Les Giants et les Dodgers se retrouvent à égalité et la Ligue décide d’une série de trois en playoffs. Le premier qui gagne deux rencontres pourra affronter les Yankees de New York de Casey Stengel, Joe Di Maggio, Mickey Mantle, Yogi Berra, Johnny Mize et Phil Rizzuto en World Series. Un derby new yorkais en prime contre les champions titre. Mais avant ça, il faut se défaire du vrai derby new-yorkais de la National League, celui des origines. On s’attend à une bataille serrée tant la rivalité Dodgers-Giants est forte et l’enjeu important. Et les deux équipes vont nous l’offrir.

Bobby Thomson

Le premier match se joue le 1er octobre à Ebbets Field, l’antre des Dodgers. Les deux équipes choisissent les lanceurs qui ont le mieux réussi contre l’adversaire du jour. Ralph Branca lance pour Brooklyn et Jim Hearn pour les Giants. Premier coup de théâtre puisque les Giants s’imposent 3 à 1 grâce notamment à des homeruns de Bobby Thomson et Monte Irvin. Les Dodgers vont devoir répliquer dès le lendemain chez les Giants lors du match 2 et donc aux Polo Grounds. Et ils ne vont pas y aller de main morte en signant un shutout par leur lanceur Clem Labine et en frappant 4 homeruns, dont un de Jackie Robinson, pour une écrasante victoire 10 à 0.
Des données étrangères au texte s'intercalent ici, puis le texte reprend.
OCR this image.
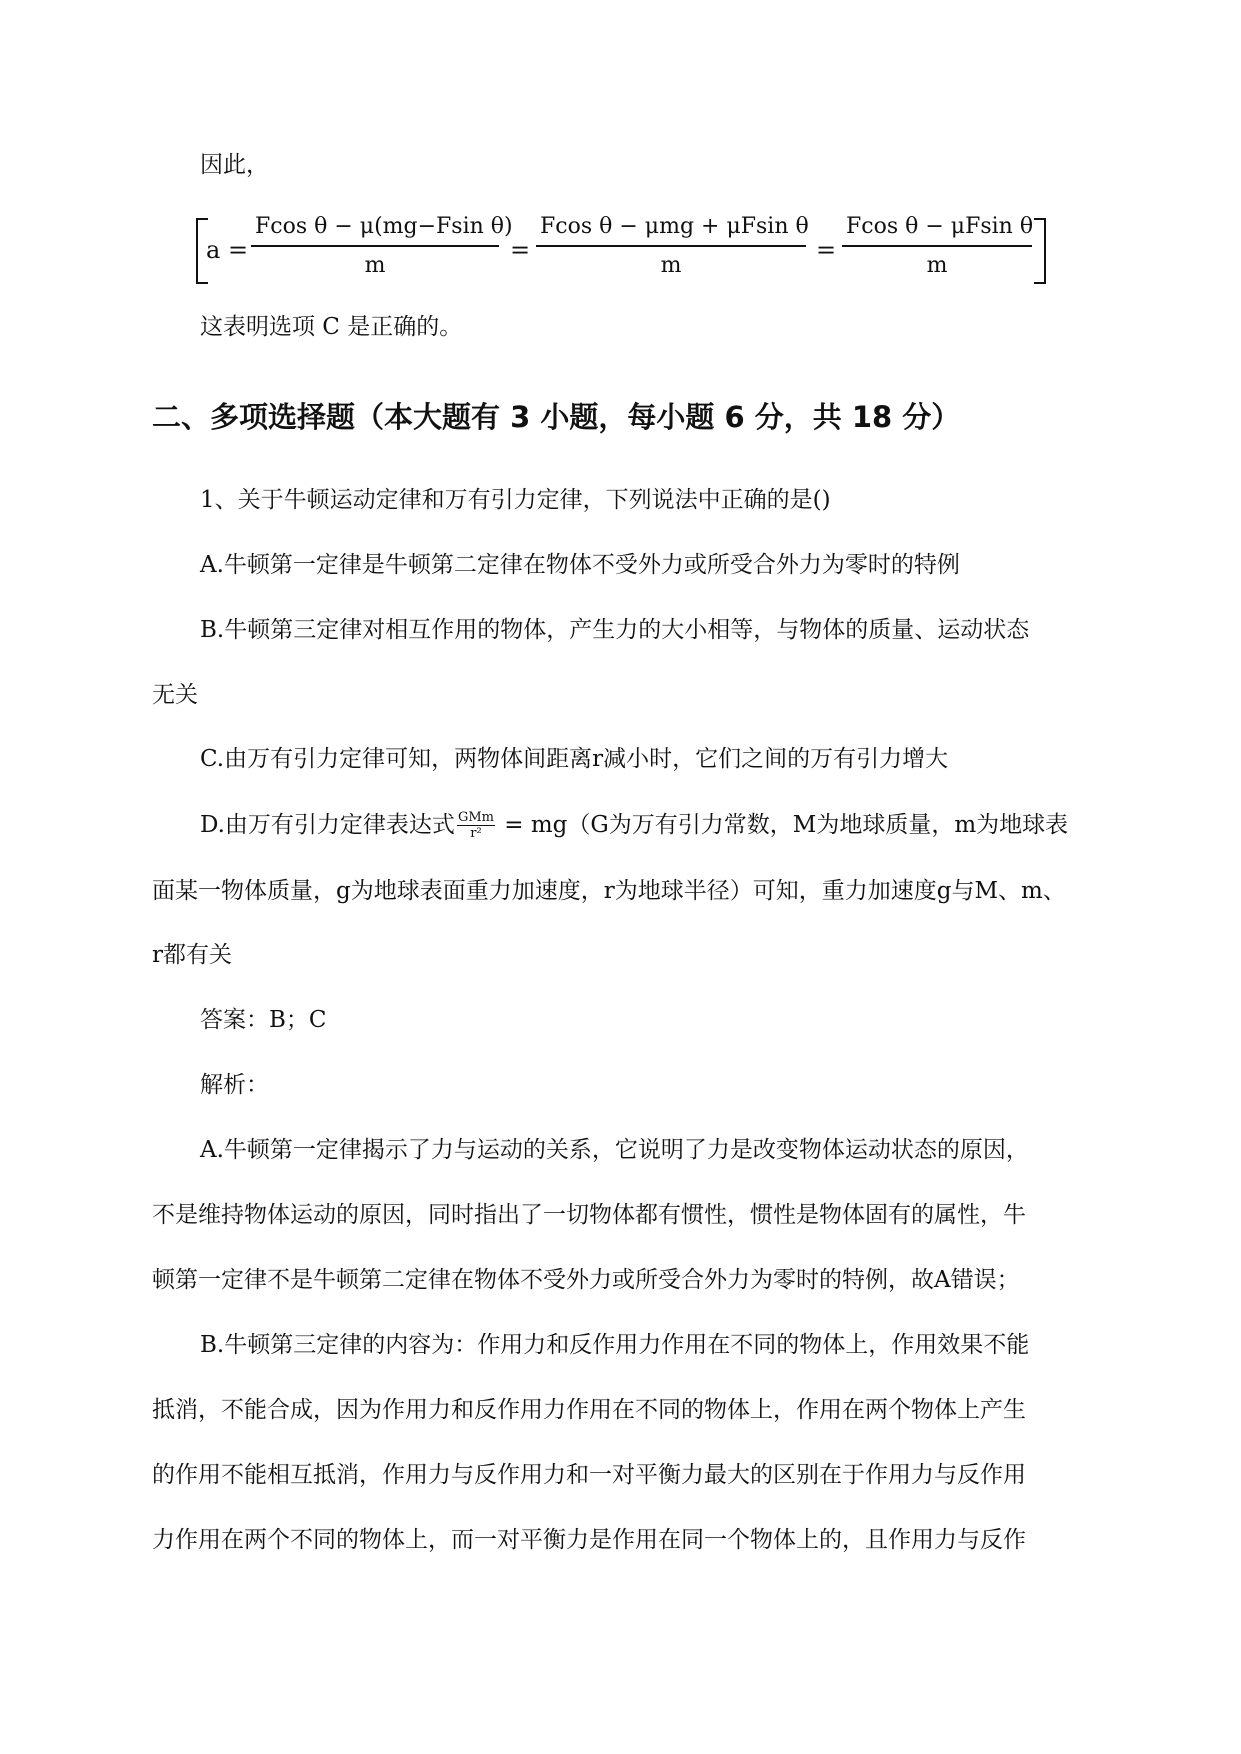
因此，
$a = \frac{\text{Fcos θ − μ(mg−Fsin θ)}}{m}$ =
Fcos θ − μmg + μFsin θ
m
= $\frac{\text{Fcos θ − μFsin θ}}{m}$
这表明选项 C 是正确的。
二、多项选择题（本大题有 3 小题，每小题 6 分，共 18 分）
1、关于牛顿运动定律和万有引力定律，下列说法中正确的是()
A.牛顿第一定律是牛顿第二定律在物体不受外力或所受合外力为零时的特例
B.牛顿第三定律对相互作用的物体，产生力的大小相等，与物体的质量、运动状态
无关
C.由万有引力定律可知，两物体间距离r减小时，它们之间的万有引力增大
D.由万有引力定律表达式 GMm
r² = mg（G为万有引力常数，M为地球质量，m为地球表
面某一物体质量，g为地球表面重力加速度，r为地球半径）可知，重力加速度g与M、m、
r都有关
答案：B；C
解析：
A.牛顿第一定律揭示了力与运动的关系，它说明了力是改变物体运动状态的原因，
不是维持物体运动的原因，同时指出了一切物体都有惯性，惯性是物体固有的属性，牛
顿第一定律不是牛顿第二定律在物体不受外力或所受合外力为零时的特例，故A错误；
B.牛顿第三定律的内容为：作用力和反作用力作用在不同的物体上，作用效果不能
抵消，不能合成，因为作用力和反作用力作用在不同的物体上，作用在两个物体上产生
的作用不能相互抵消，作用力与反作用力和一对平衡力最大的区别在于作用力与反作用
力作用在两个不同的物体上，而一对平衡力是作用在同一个物体上的，且作用力与反作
L’ultime rencontre promet. Les deux équipes se retrouvent une nouvelle fois aux Polo Grounds en ce jour du 3 octobre 1951. Le stade est plein à craquer. Sur le monticule, l’excellent Sal Maglie des Giants, 2 fois All-Star dont en 1951, meilleur ERA de la NL en 1950 et détenteur du plus grand nombre de victoires en 1951, toujours en NL. Face à lui, les Dodgers envoient Don Newcombe, l’un des premiers joueurs noirs de l’après Robinson, Rookie of the Year lors de sa première année dans le Show en 1949, 4 fois All-Star notamment en 1949, 1950 et 1951, futur Cy Young et MVP de la NL en 1956. En gros, on envoie du lourd de chaque côté pour s’assurer la victoire finale.

Les Dodgers dégainent les premiers. Sal Maglie a du mal dans la première manche, donne deux buts sur balle avant que Jackie Robinson frappe un simple permettant à Pee Wee Reese de marquer le premier point de la partie. Maglie se reprend et à partir de là, un duel de lanceur débute avec Newcombe. Les deux artilleurs ne laissent aucun joueur croiser le marbre jusqu’en fin de 7ème. Les Giants égalisent grâce aux héros du premier match, Irvin et Thomson, qui s’associent pour scorer le premier point de leur équipe. Cela n’affecte pas Brooklyn qui, dès la 8ème manche, reprend l’avantage en prenant trois nouveaux points à Maglie. Les Giants ne répliquent pas en fin de manche et on aborde l’ultime inning sur un score de 4-1. Larry Jansen relève Maglie et sort les trois Dodgers dans l’ordre. Newcombe, lui, reste sur le monticule bien qu’il est lancé quatre jours avant un match complet contre les Phillies puis 5 ½ innings le jour suivant lors du match crucial contre ces mêmes Phillies. Il aimerait sortir du match mais Robinson lui demande de tenir le coup en terminant la rencontre.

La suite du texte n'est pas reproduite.